MAN: We’re going to create one great big death panel in this country that people can’t afford to get insurance. Don't repeal ObamaCare! Improve it, for God's sakes!

[CHEERS AND APPLAUSE]

ANDREA MITCHELL: Well it is a reverse image in town halls across the country. There you are in Iowa, you’ve got angry constituents venting about health care. This time it isn't the Tea Party fighting ObamaCare, it's ObamaCare recipients, you heard that man, angry that Republicans like Senator Grassley want to take it away. Joining me now for our Daily Fix, the Washington Post’s  
Chris Cillizza and Jonathan Capehart, both MSNBC contributors.

Cillizza, first to you, it’s the flip side, we don’t know how representative it is, we're seeing it around the country, but what is the peril, if any, for Republican office holders?

CHRIS CILLIZZA: Well, the peril is when the other side's base is very energized – and that's what you see, people who are willing to take time out of their schedule and attend a town hall, whatever time of the day it is – that is a scary thing for the other side. There's always a tendency when you are where Republicans are – in control of the White House, the Senate, the House, large majority of governorships, large majority of state legislative seats – there's a tendency to think, “People love us, that's why we have the jobs that we have.” You know, “That's why we're in the majority.” There's also a tendency to be complacent. And you know, changing something that people have or taking away something that people have, even if they don't love it, as in ObamaCare, there's a lot of political peril there. And Chuck Grassley, as well as a number of other – Jason Chaffetz last week – Republicans are seeing that reaction.

MITCHELL: And we're seeing more and more, Chris Cillizza and Jonathan, you’re seeing the White House signaling that, well they'll let the Congress devise the repeal and replace. Repeal is not so difficult, it's the replace that is of course the problem. They'll let – they’ll see what the Speaker and what Mitch McConnell come up with, rather than have the White House's fingerprints on the replace.

JONATHAN CAPEHART: Because it seems as though there are people in the White House who remember how this became law in the first place. It didn't take place in the course of three months or four months, this was, you know, more than a year of back-and-forth, lots of political fighting. The man in that clip you showed talked about death panels, that – just the mere suggestion of that almost derailed the effort eight years ago. Congress is not going to be able to repeal the Affordable Care Act in the way that they've been promising over the two terms of President Obama's term.

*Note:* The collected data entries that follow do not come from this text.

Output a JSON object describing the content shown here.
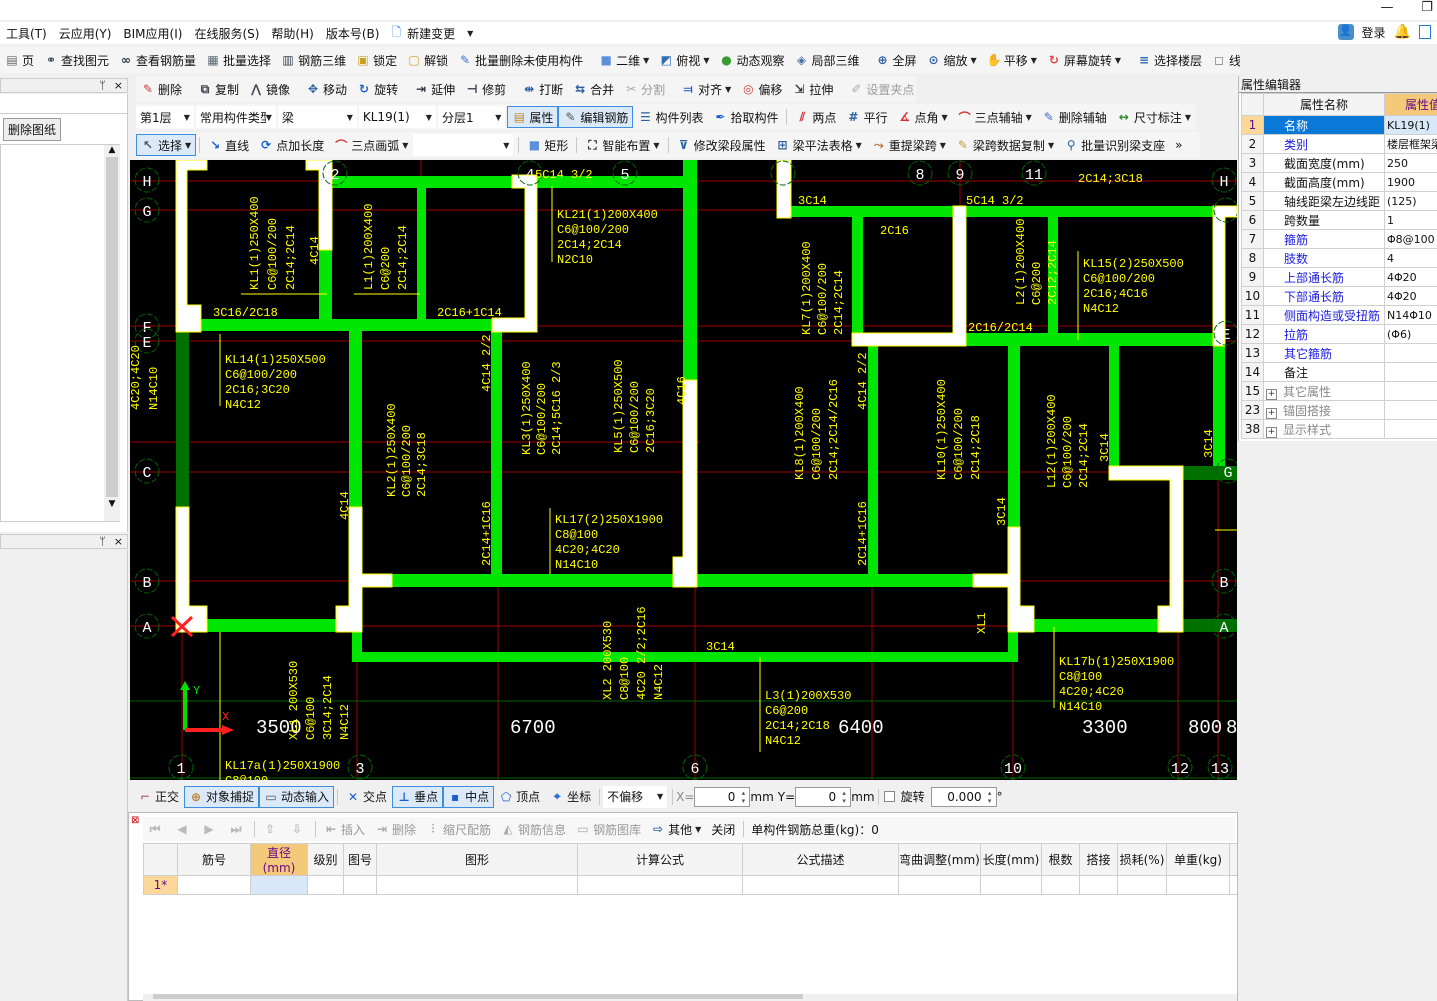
{
  "window": {
    "minimize_icon": "minimize-icon",
    "restore_icon": "restore-icon",
    "login": "登录"
  },
  "menu": [
    "工具(T)",
    "云应用(Y)",
    "BIM应用(I)",
    "在线服务(S)",
    "帮助(H)",
    "版本号(B)",
    "新建变更"
  ],
  "toolbar": {
    "row1": [
      {
        "label": "页",
        "icon": "page-icon"
      },
      {
        "label": "查找图元",
        "icon": "binoculars-icon"
      },
      {
        "label": "查看钢筋量",
        "icon": "glasses-icon"
      },
      {
        "label": "批量选择",
        "icon": "batch-select-icon"
      },
      {
        "label": "钢筋三维",
        "icon": "rebar-3d-icon"
      },
      {
        "label": "锁定",
        "icon": "lock-icon"
      },
      {
        "label": "解锁",
        "icon": "unlock-icon"
      },
      {
        "label": "批量删除未使用构件",
        "icon": "broom-icon"
      },
      {
        "sep": true
      },
      {
        "label": "二维",
        "icon": "2d-view-icon",
        "dropdown": true
      },
      {
        "label": "俯视",
        "icon": "top-view-icon",
        "dropdown": true
      },
      {
        "label": "动态观察",
        "icon": "orbit-icon"
      },
      {
        "label": "局部三维",
        "icon": "local-3d-icon"
      },
      {
        "sep": true
      },
      {
        "label": "全屏",
        "icon": "fullscreen-icon"
      },
      {
        "label": "缩放",
        "icon": "zoom-icon",
        "dropdown": true
      },
      {
        "label": "平移",
        "icon": "pan-hand-icon",
        "dropdown": true
      },
      {
        "label": "屏幕旋转",
        "icon": "screen-rotate-icon",
        "dropdown": true
      },
      {
        "sep": true
      },
      {
        "label": "选择楼层",
        "icon": "select-floor-icon"
      },
      {
        "label": "线框",
        "icon": "wireframe-icon"
      }
    ],
    "row2": [
      {
        "label": "删除",
        "icon": "delete-icon"
      },
      {
        "sep": true
      },
      {
        "label": "复制",
        "icon": "copy-icon"
      },
      {
        "label": "镜像",
        "icon": "mirror-icon"
      },
      {
        "sep": true
      },
      {
        "label": "移动",
        "icon": "move-icon"
      },
      {
        "label": "旋转",
        "icon": "rotate-icon"
      },
      {
        "sep": true
      },
      {
        "label": "延伸",
        "icon": "extend-icon"
      },
      {
        "label": "修剪",
        "icon": "trim-icon"
      },
      {
        "sep": true
      },
      {
        "label": "打断",
        "icon": "break-icon"
      },
      {
        "label": "合并",
        "icon": "merge-icon"
      },
      {
        "label": "分割",
        "icon": "split-icon",
        "disabled": true
      },
      {
        "sep": true
      },
      {
        "label": "对齐",
        "icon": "align-icon",
        "dropdown": true
      },
      {
        "label": "偏移",
        "icon": "offset-icon"
      },
      {
        "label": "拉伸",
        "icon": "stretch-icon"
      },
      {
        "sep": true
      },
      {
        "label": "设置夹点",
        "icon": "grip-icon",
        "disabled": true
      }
    ],
    "selectors": [
      {
        "value": "第1层"
      },
      {
        "value": "常用构件类型"
      },
      {
        "value": "梁"
      },
      {
        "value": "KL19(1)"
      },
      {
        "value": "分层1"
      }
    ],
    "row3": [
      {
        "label": "属性",
        "icon": "properties-icon",
        "active": true
      },
      {
        "label": "编辑钢筋",
        "icon": "edit-rebar-icon",
        "active": true
      },
      {
        "label": "构件列表",
        "icon": "component-list-icon"
      },
      {
        "label": "拾取构件",
        "icon": "eyedropper-icon"
      },
      {
        "sep": true
      },
      {
        "label": "两点",
        "icon": "two-point-axis-icon"
      },
      {
        "label": "平行",
        "icon": "parallel-axis-icon"
      },
      {
        "label": "点角",
        "icon": "point-angle-icon",
        "dropdown": true
      },
      {
        "label": "三点辅轴",
        "icon": "three-point-axis-icon",
        "dropdown": true
      },
      {
        "label": "删除辅轴",
        "icon": "delete-axis-icon"
      },
      {
        "label": "尺寸标注",
        "icon": "dimension-icon",
        "dropdown": true
      }
    ],
    "row4": [
      {
        "label": "选择",
        "icon": "cursor-icon",
        "dropdown": true,
        "active": true
      },
      {
        "sep": true
      },
      {
        "label": "直线",
        "icon": "line-icon"
      },
      {
        "label": "点加长度",
        "icon": "point-length-icon"
      },
      {
        "label": "三点画弧",
        "icon": "arc-icon",
        "dropdown": true
      },
      {
        "combo": true
      },
      {
        "sep": true
      },
      {
        "label": "矩形",
        "icon": "rectangle-icon"
      },
      {
        "sep": true
      },
      {
        "label": "智能布置",
        "icon": "smart-layout-icon",
        "dropdown": true
      },
      {
        "sep": true
      },
      {
        "label": "修改梁段属性",
        "icon": "modify-beam-icon"
      },
      {
        "label": "梁平法表格",
        "icon": "beam-table-icon",
        "dropdown": true
      },
      {
        "label": "重提梁跨",
        "icon": "re-span-icon",
        "dropdown": true
      },
      {
        "label": "梁跨数据复制",
        "icon": "span-copy-icon",
        "dropdown": true
      },
      {
        "label": "批量识别梁支座",
        "icon": "identify-support-icon"
      },
      {
        "label": "»",
        "icon": "more-icon"
      }
    ]
  },
  "left_panel": {
    "delete_drawing": "删除图纸",
    "pin": "ᛘ",
    "close": "×"
  },
  "drawing": {
    "axes_left": [
      "H",
      "G",
      "F",
      "E",
      "C",
      "B",
      "A"
    ],
    "axes_right": [
      "H",
      "G",
      "E",
      "G",
      "B",
      "A"
    ],
    "axes_top": [
      "2",
      "4",
      "5",
      "",
      "8",
      "9",
      "11"
    ],
    "axes_bottom": [
      "1",
      "3",
      "6",
      "10",
      "12",
      "13"
    ],
    "dims": [
      "3500",
      "6700",
      "6400",
      "3300",
      "800",
      "8"
    ],
    "coord": {
      "x": "X",
      "y": "Y"
    },
    "h": {
      "a1": "5C14 3/2",
      "a2": "3C16/2C18",
      "a3": "2C16+1C14",
      "a4": "3C14",
      "a5": "5C14 3/2",
      "a6": "2C14;3C18",
      "a7": "2C16",
      "a8": "2C16/2C14",
      "a9": "3C14",
      "kl21": [
        "KL21(1)200X400",
        "C6@100/200",
        "2C14;2C14",
        "N2C10"
      ],
      "kl14": [
        "KL14(1)250X500",
        "C6@100/200",
        "2C16;3C20",
        "N4C12"
      ],
      "kl17": [
        "KL17(2)250X1900",
        "C8@100",
        "4C20;4C20",
        "N14C10"
      ],
      "kl15": [
        "KL15(2)250X500",
        "C6@100/200",
        "2C16;4C16",
        "N4C12"
      ],
      "l3": [
        "L3(1)200X530",
        "C6@200",
        "2C14;2C18",
        "N4C12"
      ],
      "kl17b": [
        "KL17b(1)250X1900",
        "C8@100",
        "4C20;4C20",
        "N14C10"
      ],
      "kl17a": [
        "KL17a(1)250X1900",
        "C8@100"
      ]
    },
    "v": {
      "kl1": [
        "KL1(1)250X400",
        "C6@100/200",
        "2C14;2C14"
      ],
      "l1": [
        "L1(1)200X400",
        "C6@200",
        "2C14;2C14"
      ],
      "left": [
        "4C20;4C20",
        "N14C10"
      ],
      "kl3": [
        "KL3(1)250X400",
        "C6@100/200",
        "2C14;5C16 2/3"
      ],
      "kl5": [
        "KL5(1)250X500",
        "C6@100/200",
        "2C16;3C20"
      ],
      "kl2": [
        "KL2(1)250X400",
        "C6@100/200",
        "2C14;3C18"
      ],
      "xl1": [
        "XL1 200X530",
        "C6@100",
        "3C14;2C14",
        "N4C12"
      ],
      "xl2": [
        "XL2 200X530",
        "C8@100",
        "4C20 2/2;2C16",
        "N4C12"
      ],
      "kl7": [
        "KL7(1)200X400",
        "C6@100/200",
        "2C14;2C14"
      ],
      "l2": [
        "L2(1)200X400",
        "C6@200",
        "2C12;2C14"
      ],
      "kl8": [
        "KL8(1)200X400",
        "C6@100/200",
        "2C14;2C14/2C16"
      ],
      "kl10": [
        "KL10(1)250X400",
        "C6@100/200",
        "2C14;2C18"
      ],
      "l12": [
        "L12(1)200X400",
        "C6@100/200",
        "2C14;2C14"
      ],
      "s": [
        "4C14",
        "4C14 2/2",
        "4C16",
        "4C14",
        "2C14+1C16",
        "4C14 2/2",
        "3C14",
        "3C14",
        "2C14+1C16",
        "3C14",
        "XL1"
      ]
    }
  },
  "snapbar": {
    "items": [
      {
        "label": "正交",
        "icon": "ortho-icon"
      },
      {
        "label": "对象捕捉",
        "icon": "object-snap-icon",
        "active": true
      },
      {
        "label": "动态输入",
        "icon": "dynamic-input-icon",
        "active": true
      },
      {
        "sep": true
      },
      {
        "label": "交点",
        "icon": "intersection-icon"
      },
      {
        "label": "垂点",
        "icon": "perpendicular-icon",
        "active": true
      },
      {
        "label": "中点",
        "icon": "midpoint-icon",
        "active": true
      },
      {
        "label": "顶点",
        "icon": "vertex-icon"
      },
      {
        "label": "坐标",
        "icon": "coordinate-icon"
      }
    ],
    "offset_mode": "不偏移",
    "x_label": "X=",
    "x_value": "0",
    "y_label": "Y=",
    "y_value": "0",
    "unit": "mm",
    "rotate_label": "旋转",
    "rotate_value": "0.000",
    "degree": "°",
    "rotate_checked": false
  },
  "rebar": {
    "toolbar": [
      {
        "label": "",
        "icon": "first-icon",
        "disabled": true
      },
      {
        "label": "",
        "icon": "prev-icon",
        "disabled": true
      },
      {
        "label": "",
        "icon": "next-icon",
        "disabled": true
      },
      {
        "label": "",
        "icon": "last-icon",
        "disabled": true
      },
      {
        "sep": true
      },
      {
        "label": "",
        "icon": "move-up-icon",
        "disabled": true
      },
      {
        "label": "",
        "icon": "move-down-icon",
        "disabled": true
      },
      {
        "sep": true
      },
      {
        "label": "插入",
        "icon": "insert-icon",
        "disabled": true
      },
      {
        "label": "删除",
        "icon": "delete-row-icon",
        "disabled": true
      },
      {
        "label": "缩尺配筋",
        "icon": "scale-rebar-icon",
        "disabled": true
      },
      {
        "label": "钢筋信息",
        "icon": "rebar-info-icon",
        "disabled": true
      },
      {
        "label": "钢筋图库",
        "icon": "rebar-library-icon",
        "disabled": true
      },
      {
        "label": "其他",
        "icon": "other-icon",
        "dropdown": true
      },
      {
        "label": "关闭",
        "icon": "close-panel-icon"
      }
    ],
    "total_label": "单构件钢筋总重(kg)：0",
    "columns": [
      "",
      "筋号",
      "直径(mm)",
      "级别",
      "图号",
      "图形",
      "计算公式",
      "公式描述",
      "弯曲调整(mm)",
      "长度(mm)",
      "根数",
      "搭接",
      "损耗(%)",
      "单重(kg)",
      ""
    ],
    "rows": [
      [
        "1*",
        "",
        "",
        "",
        "",
        "",
        "",
        "",
        "",
        "",
        "",
        "",
        "",
        "",
        ""
      ]
    ]
  },
  "properties": {
    "title": "属性编辑器",
    "col_name": "属性名称",
    "col_value": "属性值",
    "rows": [
      {
        "n": "1",
        "name": "名称",
        "value": "KL19(1)",
        "link": true,
        "selected": true
      },
      {
        "n": "2",
        "name": "类别",
        "value": "楼层框架梁",
        "link": true
      },
      {
        "n": "3",
        "name": "截面宽度(mm)",
        "value": "250"
      },
      {
        "n": "4",
        "name": "截面高度(mm)",
        "value": "1900"
      },
      {
        "n": "5",
        "name": "轴线距梁左边线距",
        "value": "(125)"
      },
      {
        "n": "6",
        "name": "跨数量",
        "value": "1"
      },
      {
        "n": "7",
        "name": "箍筋",
        "value": "Φ8@100",
        "link": true
      },
      {
        "n": "8",
        "name": "肢数",
        "value": "4",
        "link": true
      },
      {
        "n": "9",
        "name": "上部通长筋",
        "value": "4Φ20",
        "link": true
      },
      {
        "n": "10",
        "name": "下部通长筋",
        "value": "4Φ20",
        "link": true
      },
      {
        "n": "11",
        "name": "侧面构造或受扭筋",
        "value": "N14Φ10",
        "link": true
      },
      {
        "n": "12",
        "name": "拉筋",
        "value": "(Φ6)",
        "link": true
      },
      {
        "n": "13",
        "name": "其它箍筋",
        "value": "",
        "link": true
      },
      {
        "n": "14",
        "name": "备注",
        "value": ""
      },
      {
        "n": "15",
        "name": "其它属性",
        "value": "",
        "group": true
      },
      {
        "n": "23",
        "name": "锚固搭接",
        "value": "",
        "group": true
      },
      {
        "n": "38",
        "name": "显示样式",
        "value": "",
        "group": true
      }
    ]
  },
  "colors": {
    "beam": "#00e600",
    "column": "#ffffff",
    "annotation": "#ffff00",
    "axis": "#a00000",
    "canvas": "#000000",
    "active": "#3c8ee0",
    "selected_row": "#0a78d7"
  }
}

And as that man said there, “Don't repeal it, make it better!” That guy right there is going to, if Senator Schumer doesn't find a way to use it or House Minority Leader Nancy Pelosi doesn't find a way to use it, someone's going to find a way to show that the American people like ObamaCare, they want to keep it, and they're going to demand that Congress find a way to fix it, not tear it completely away.

MITCHELL: And Mitch McConnell wasn't at a town hall meeting, but here he is at a Chamber of Commerce meeting, which is a friendly crowd. But outside, there were protesters. This is what he had to say about it today.

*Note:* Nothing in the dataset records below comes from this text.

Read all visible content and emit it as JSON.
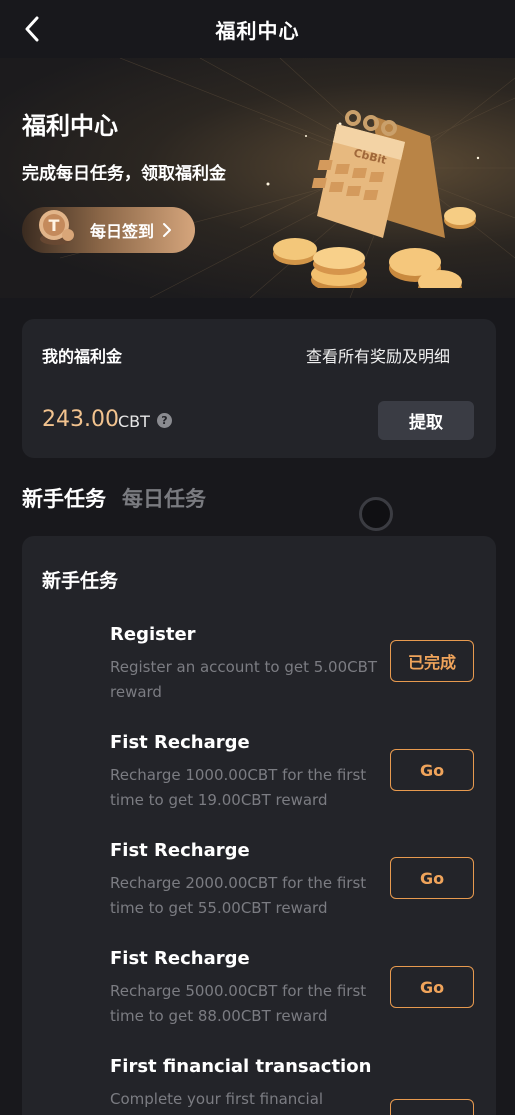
{
  "header": {
    "title": "福利中心"
  },
  "hero": {
    "title": "福利中心",
    "subtitle": "完成每日任务，领取福利金",
    "checkin_label": "每日签到",
    "brand_text": "CbBit"
  },
  "balance": {
    "label": "我的福利金",
    "link": "查看所有奖励及明细",
    "amount": "243.00",
    "unit": "CBT",
    "withdraw_label": "提取"
  },
  "tabs": {
    "active": "新手任务",
    "inactive": "每日任务"
  },
  "tasks": {
    "section_title": "新手任务",
    "items": [
      {
        "name": "Register",
        "desc": "Register an account to get 5.00CBT reward",
        "button": "已完成"
      },
      {
        "name": "Fist Recharge",
        "desc": "Recharge 1000.00CBT for the first time to get 19.00CBT reward",
        "button": "Go"
      },
      {
        "name": "Fist Recharge",
        "desc": "Recharge 2000.00CBT for the first time to get 55.00CBT reward",
        "button": "Go"
      },
      {
        "name": "Fist Recharge",
        "desc": "Recharge 5000.00CBT for the first time to get 88.00CBT reward",
        "button": "Go"
      },
      {
        "name": "First financial transaction",
        "desc": "Complete your first financial",
        "button": ""
      }
    ]
  },
  "colors": {
    "background": "#18181c",
    "card": "#232429",
    "accent": "#f0a45b",
    "amount": "#f2c38f"
  }
}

SEN. MITCH MCCONNELL: You know, this country for 240 years has been an open country where you can express your points of view, as long as you do it peacefully, and we're proud of that. So I'm proud of those folks out there. They don't much like what I'm doing, they don't cheer my agenda.

MITCHELL: And you can see there are plenty of people outside, they were not inside of the Chamber of Commerce meeting.